In this case, the claimant amended his C-3 to correct the original C-3, and filed a C-3.3 indicating that he had prior treatment to the same injury site, within eight days of the filing of the original C-3. The promptness with which the C-3 was amended suggests that the original C-3's failure to disclose the prior back injury was an oversite, and does not support a finding that the "claimant knowingly makes a false statement."

Dr. Ruggiero stated that he knew about the claimant's prior back injury because he treated him for it in late 2014, and there is no credible evidence that the claimant attempted to conceal his prior injury from Dr. Ruggiero. Similarly, the medical records of Dr. Gudesblatt support a finding that the claimant did disclose the prior back injury. While the C-4 for the February 23, 2016, medical report indicate no prior injuries, the narrative attached to it clearly reflects a prior medical history of lumbar herniated disc with neuropathy into the left leg. Under these circumstances, this report cannot be a basis to find that the claimant violated WCL § 114-a(1).

However, the questionnaire the claimant completed and signed on March 21, 2016, during his examination by Dr. Waller, does contain a knowing material misstatement about his prior medical condition because he indicated no prior back injuries on this form. The Full Board find that his misstatement is sufficient to support a finding that the claimant violated WCL § 114-a(1).
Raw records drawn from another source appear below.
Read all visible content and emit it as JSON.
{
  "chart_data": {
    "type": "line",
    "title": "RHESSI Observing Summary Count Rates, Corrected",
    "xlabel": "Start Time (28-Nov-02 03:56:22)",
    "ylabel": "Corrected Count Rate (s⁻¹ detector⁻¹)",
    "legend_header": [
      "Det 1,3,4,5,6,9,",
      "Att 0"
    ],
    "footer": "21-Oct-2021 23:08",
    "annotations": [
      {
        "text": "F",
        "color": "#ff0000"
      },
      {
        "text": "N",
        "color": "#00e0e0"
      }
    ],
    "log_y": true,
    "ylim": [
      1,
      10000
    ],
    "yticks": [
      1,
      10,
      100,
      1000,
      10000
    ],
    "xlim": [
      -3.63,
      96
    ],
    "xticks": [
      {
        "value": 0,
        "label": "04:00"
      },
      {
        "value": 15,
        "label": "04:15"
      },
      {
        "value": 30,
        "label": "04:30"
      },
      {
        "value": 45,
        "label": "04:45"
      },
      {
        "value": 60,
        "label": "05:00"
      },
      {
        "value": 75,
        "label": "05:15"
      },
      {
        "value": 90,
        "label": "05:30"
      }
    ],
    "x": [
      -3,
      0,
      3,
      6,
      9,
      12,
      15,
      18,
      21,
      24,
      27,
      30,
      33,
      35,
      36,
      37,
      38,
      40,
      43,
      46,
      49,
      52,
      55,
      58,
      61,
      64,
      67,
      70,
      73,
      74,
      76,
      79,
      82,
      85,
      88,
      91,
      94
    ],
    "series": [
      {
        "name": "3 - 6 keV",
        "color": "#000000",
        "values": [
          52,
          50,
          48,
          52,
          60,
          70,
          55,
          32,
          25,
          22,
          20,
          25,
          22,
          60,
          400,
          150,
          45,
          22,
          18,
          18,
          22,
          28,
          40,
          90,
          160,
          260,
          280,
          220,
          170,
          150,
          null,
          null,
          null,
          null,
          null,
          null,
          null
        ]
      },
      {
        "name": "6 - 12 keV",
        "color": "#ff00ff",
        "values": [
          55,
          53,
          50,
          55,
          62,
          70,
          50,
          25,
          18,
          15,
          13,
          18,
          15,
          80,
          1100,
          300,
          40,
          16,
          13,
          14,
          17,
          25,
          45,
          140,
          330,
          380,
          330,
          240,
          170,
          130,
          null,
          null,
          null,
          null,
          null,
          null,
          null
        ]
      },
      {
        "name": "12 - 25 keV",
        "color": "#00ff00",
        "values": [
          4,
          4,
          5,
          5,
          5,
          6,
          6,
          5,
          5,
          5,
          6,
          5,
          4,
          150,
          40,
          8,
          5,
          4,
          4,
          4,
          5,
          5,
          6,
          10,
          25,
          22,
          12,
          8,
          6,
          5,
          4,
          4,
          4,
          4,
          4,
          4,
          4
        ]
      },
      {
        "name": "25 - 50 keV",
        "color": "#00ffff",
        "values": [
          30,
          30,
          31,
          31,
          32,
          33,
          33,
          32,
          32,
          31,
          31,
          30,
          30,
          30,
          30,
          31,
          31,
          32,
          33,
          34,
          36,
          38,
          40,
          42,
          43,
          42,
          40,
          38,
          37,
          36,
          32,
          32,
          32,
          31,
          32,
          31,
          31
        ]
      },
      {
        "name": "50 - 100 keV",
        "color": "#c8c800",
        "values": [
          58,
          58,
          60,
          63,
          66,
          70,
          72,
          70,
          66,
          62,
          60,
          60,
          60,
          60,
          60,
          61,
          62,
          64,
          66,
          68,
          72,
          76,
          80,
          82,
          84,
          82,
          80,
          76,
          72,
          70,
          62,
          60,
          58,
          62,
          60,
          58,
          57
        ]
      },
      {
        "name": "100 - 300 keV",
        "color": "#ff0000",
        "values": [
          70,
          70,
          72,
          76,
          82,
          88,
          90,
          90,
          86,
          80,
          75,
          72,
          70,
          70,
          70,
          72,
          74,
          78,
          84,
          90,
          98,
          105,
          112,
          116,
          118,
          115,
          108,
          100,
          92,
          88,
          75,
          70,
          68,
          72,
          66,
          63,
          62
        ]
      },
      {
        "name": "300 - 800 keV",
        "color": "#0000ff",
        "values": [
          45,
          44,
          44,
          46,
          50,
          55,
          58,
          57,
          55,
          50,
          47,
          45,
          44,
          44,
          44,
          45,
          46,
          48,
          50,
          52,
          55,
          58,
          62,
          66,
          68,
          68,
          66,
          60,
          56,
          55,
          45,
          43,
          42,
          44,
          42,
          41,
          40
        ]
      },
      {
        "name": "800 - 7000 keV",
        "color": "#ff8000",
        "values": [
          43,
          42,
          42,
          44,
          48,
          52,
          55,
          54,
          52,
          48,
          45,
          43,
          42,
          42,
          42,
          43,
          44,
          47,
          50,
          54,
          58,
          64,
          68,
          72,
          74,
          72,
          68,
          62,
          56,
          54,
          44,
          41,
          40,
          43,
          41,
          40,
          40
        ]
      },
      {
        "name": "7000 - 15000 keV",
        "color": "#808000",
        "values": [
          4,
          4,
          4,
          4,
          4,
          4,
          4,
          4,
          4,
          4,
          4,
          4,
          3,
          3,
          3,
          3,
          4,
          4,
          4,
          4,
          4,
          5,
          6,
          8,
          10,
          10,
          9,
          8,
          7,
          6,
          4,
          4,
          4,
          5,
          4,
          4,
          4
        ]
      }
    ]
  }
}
A mandatory penalty is hereby imposed pursuant to WCL § 114-a(1) disqualifying the claimant from receiving indemnity benefits from March 21, 2016, the date of the misstatement to the carrier's medical examiner, to March 24, 2016, the date of the claimant's testimony. However, this misstatement had a minimal impact on the claim because the carrier's medical examiner was aware of the prior back injury based upon the contents of the narrative report. Therefore, the Full Board finds that a discretionary penalty pursuant to WCL § 114-a(1) is not warranted.

CONCLUSION

ACCORDINGLY, the WCLJ decision filed on March 29, 2016, is MODIFIED to find that the claimant violated WCL § 114-a(1) and is subject to a mandatory disqualification of indemnity benefits received from March 21, 2016, to March 24, 2016. The $1,000.00 penalty against the carrier pursuant to WCL § 114-a(3) is rescinded. In all other respects, the decision remains unchanged. No further action is planned by the Board at this time.